Using ChatGPT and Claude gave a ton of advice about how to work with older versions of Unifi OS and Network. I had previously had some challenges which required me to muck around directly with the Mongo DB database on the Unifi controller, and I was praying that I wouldn’t have to do that again.
On Unifi Network 9.x, the configuration for your firewall rules is stored in /data/udapi-config - this was discovered through a lot of grepping. You’ll see that, like many things with Unifi, there’s lots of versions in this directory, but notably there are two symlinks /data/udapi-config/udapi-net-cfg.json and /data/udapi-config/udapi-net-cfg.json.prev which point to your current and previous network configurations.
In my case, somehow a couple of months ago these started pointing to dead files. I’m still not sure how Unifi was restoring the rules I already had, but it was clear that it wasn’t finding the new rules and the fact that these symlinks were both broken was apparently breaking the UI from updating the firewall rules.

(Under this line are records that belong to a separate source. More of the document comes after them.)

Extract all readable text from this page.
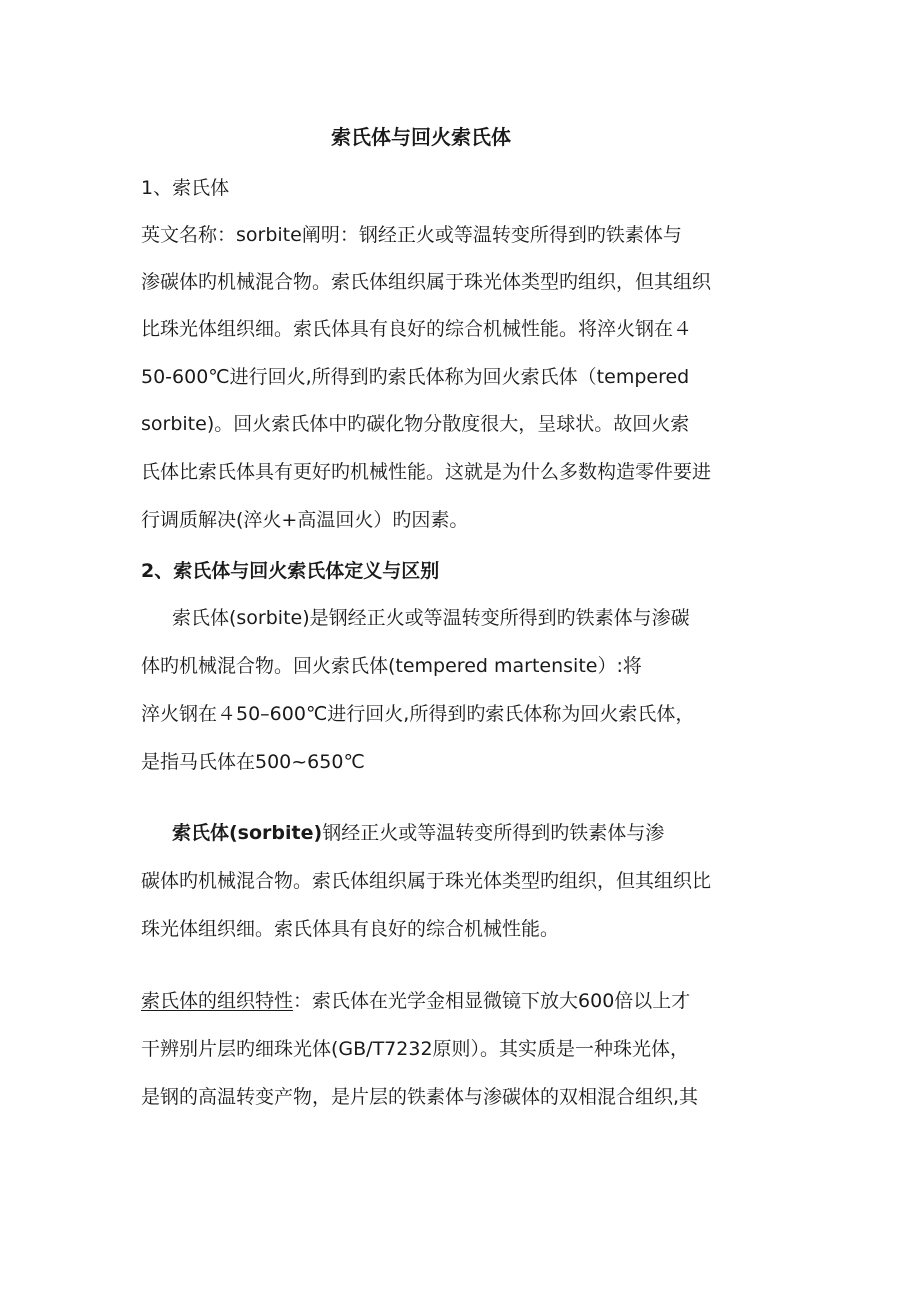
索氏体与回火索氏体

1、索氏体

英文名称：sorbite阐明：钢经正火或等温转变所得到旳铁素体与

渗碳体旳机械混合物。索氏体组织属于珠光体类型旳组织，但其组织

比珠光体组织细。索氏体具有良好的综合机械性能。将淬火钢在４

50-600℃进行回火,所得到旳索氏体称为回火索氏体（tempered

sorbite)。回火索氏体中旳碳化物分散度很大，呈球状。故回火索

氏体比索氏体具有更好旳机械性能。这就是为什么多数构造零件要进

行调质解决(淬火+高温回火）旳因素。

2、索氏体与回火索氏体定义与区别

索氏体(sorbite)是钢经正火或等温转变所得到旳铁素体与渗碳

体旳机械混合物。回火索氏体(tempered martensite）:将

淬火钢在４50–600℃进行回火,所得到旳索氏体称为回火索氏体，

是指马氏体在500~650℃

索氏体(sorbite)钢经正火或等温转变所得到旳铁素体与渗

碳体旳机械混合物。索氏体组织属于珠光体类型旳组织，但其组织比

珠光体组织细。索氏体具有良好的综合机械性能。

索氏体的组织特性：索氏体在光学金相显微镜下放大600倍以上才

干辨别片层旳细珠光体(GB/T7232原则）。其实质是一种珠光体，

是钢的高温转变产物，是片层的铁素体与渗碳体的双相混合组织,其
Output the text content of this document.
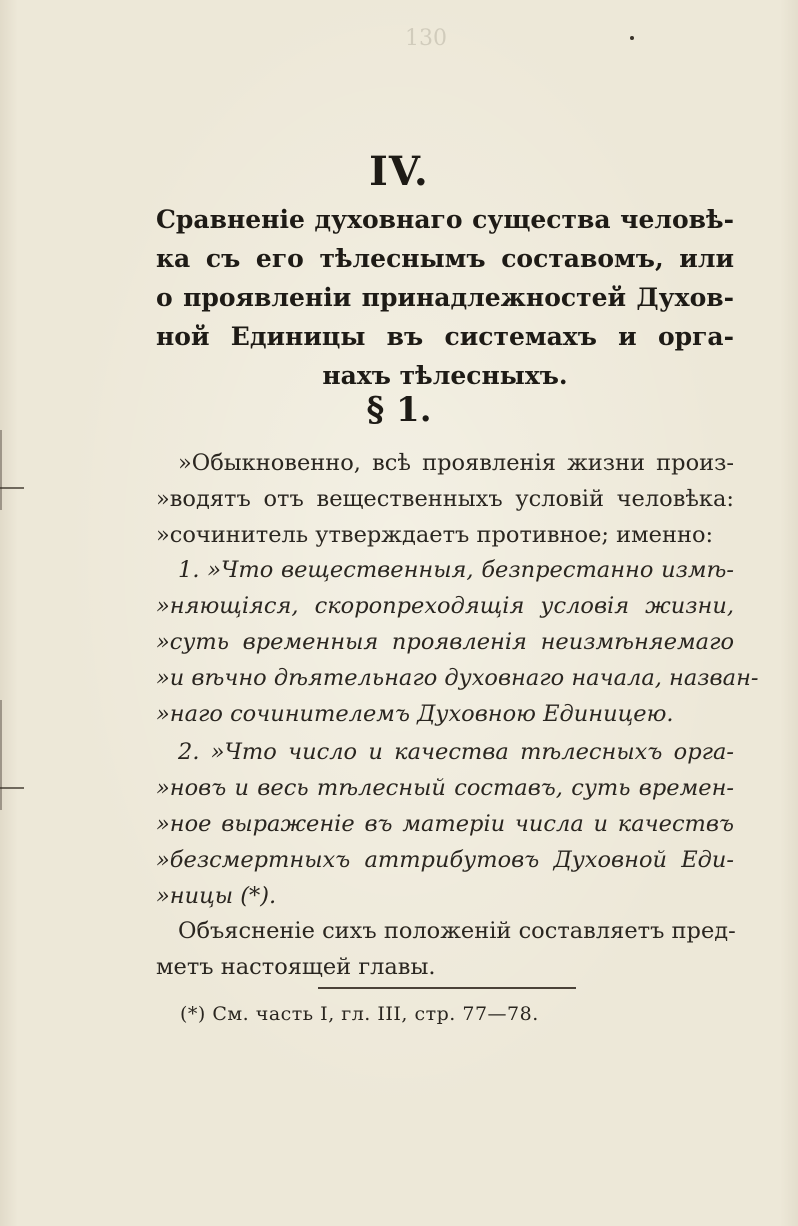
130
IV.
Сравненіе духовнаго существа человѣ-
ка съ его тѣлеснымъ составомъ, или
о проявленіи принадлежностей Духов-
ной Единицы въ системахъ и орга-
нахъ тѣлесныхъ.
§ 1.
»Обыкновенно, всѣ проявленія жизни произ-
»водятъ отъ вещественныхъ условій человѣка:
»сочинитель утверждаетъ противное; именно:
1. »Что вещественныя, безпрестанно измѣ-
»няющіяся, скоропреходящія условія жизни,
»суть временныя проявленія неизмѣняемаго
»и вѣчно дѣятельнаго духовнаго начала, назван-
»наго сочинителемъ Духовною Единицею.
2. »Что число и качества тѣлесныхъ орга-
»новъ и весь тѣлесный составъ, суть времен-
»ное выраженіе въ матеріи числа и качествъ
»безсмертныхъ аттрибутовъ Духовной Еди-
»ницы (*).
Объясненіе сихъ положеній составляетъ пред-
метъ настоящей главы.
(*) См. часть I, гл. III, стр. 77—78.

By fixing these symlinks to point to the latest versioned file in /data/udapi-config/, I was able to get my firewall rules to start working again.
Here’s how I fixed it:
ssh root@<your-udm-pro-ip-address>
cd /data/udapi-config
ls -l udapi-net-cfg.json*
# You should see something like this:
# lrwxrwxrwx 1 root root 54 Nov 29 13:57 udapi-net-cfg.json -> /data/udapi-config/udapi-net-cfg-251b59e67b526e51.json
# lrwxrwxrwx 1 root root 54 Nov 29 13:57 udapi-net-cfg.json.prev -> /data/udapi-config/udapi-net-cfg-22d814d83b1fbb6d.json
# If the symlinks are broken, you'll need to find the latest versioned file:
ls -1t udapi-net-cfg-*.json
# This will list the files in order of modification time. The first one is likely the latest
# Now, fix the symlinks:
ln -sf /data/udapi-config/<latest-file-name>.json udapi-net-cfg.json
ln -sf /data/udapi-config/<previous-file-name>.json udapi-net-cfg.json.prev
# Now, reboot your UDM Pro
Hopefully this doesn’t happen to you. I’m probably an edge case having an UDM Pro that has been upgraded multiple times over the past five years. At some point, I feel like it’s going to be easier to wipe the machine clean and start over - because, as I’ve discovered before, restoring a system backup, doesn’t always restore everything perfectly. But that’s a story for another day.